Cell does sport a general-purpose PowerPC core as well as the multiple SIMD cores and while is not intended as a workstation chip has been recently demonstrated powering a Linux environment. This required significant effort to establish however. Finally Itanium has not been a market success and would arguably not improve the Xserve line's penetration if adopted.

Not counting Itanium, the roadmap for Intel in the immediate future suggested by Ars Technica includes "Yonah" (a dual-core Pentium-M successor with a 65nm process), "Sossaman" (a desktop version of Yonah) and "Conroe" (another desktop Pentium-M successor, and 64-bit). None of these processors have been confirmed for Apple at this stage. It is likely that laptop and lower-end machines will be revised first as they are most in need of refresh in comparison to the market as a whole. High-end machines will be revised last as the current G5 is still very competitive and an Intel alternative would not appear to add a great deal of performance.

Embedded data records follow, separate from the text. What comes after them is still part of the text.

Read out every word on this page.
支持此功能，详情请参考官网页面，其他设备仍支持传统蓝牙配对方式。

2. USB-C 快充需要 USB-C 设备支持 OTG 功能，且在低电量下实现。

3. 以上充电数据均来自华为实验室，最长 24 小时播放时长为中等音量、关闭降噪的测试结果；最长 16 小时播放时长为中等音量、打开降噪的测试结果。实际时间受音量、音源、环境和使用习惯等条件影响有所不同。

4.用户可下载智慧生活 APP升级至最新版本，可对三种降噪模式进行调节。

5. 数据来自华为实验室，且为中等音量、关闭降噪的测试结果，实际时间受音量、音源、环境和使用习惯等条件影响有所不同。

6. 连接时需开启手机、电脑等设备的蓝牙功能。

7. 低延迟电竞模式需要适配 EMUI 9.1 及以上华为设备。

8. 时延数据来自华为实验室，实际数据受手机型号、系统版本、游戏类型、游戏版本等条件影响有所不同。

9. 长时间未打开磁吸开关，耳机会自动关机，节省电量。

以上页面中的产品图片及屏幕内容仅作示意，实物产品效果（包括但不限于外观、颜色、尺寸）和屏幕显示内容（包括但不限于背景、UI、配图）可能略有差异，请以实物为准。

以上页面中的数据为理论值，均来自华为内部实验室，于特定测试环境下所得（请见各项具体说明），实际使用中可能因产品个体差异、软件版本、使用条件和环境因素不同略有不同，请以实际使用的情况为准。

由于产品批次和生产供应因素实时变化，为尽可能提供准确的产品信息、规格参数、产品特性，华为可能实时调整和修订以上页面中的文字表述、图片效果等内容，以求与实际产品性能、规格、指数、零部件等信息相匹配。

Less realistically, it is possible that Apple is using this hardware change in order to rekindle previous opportunities to license the operating system. Other than Apple no major vendor sold a desktop PowerPC based system. Now it is possible that Apple will select certain hardware suppliers to increase the roll-out of OS X without simply unbundling the operating system and rekindling the "clone wars." As an existing hardware partner for the iPod, Hewlett Packard seems a plausible choice.

Alternatively Apple could license Sun Microsystems to bring the OS to AMD processors. Apple already has a deep relationship with Sun through Java. Apple has licensed this and related technologies for some time and Sun have incorporated certain desktop Java recommendations from Apple into the source base. Most recently Jonathan Schwartz of Sun has even dared suggest OpenSolaris as an alternative kernel for Mac OS X instead of XNU, a move that for many long-time operating system watchers, would bring together the best of all worlds.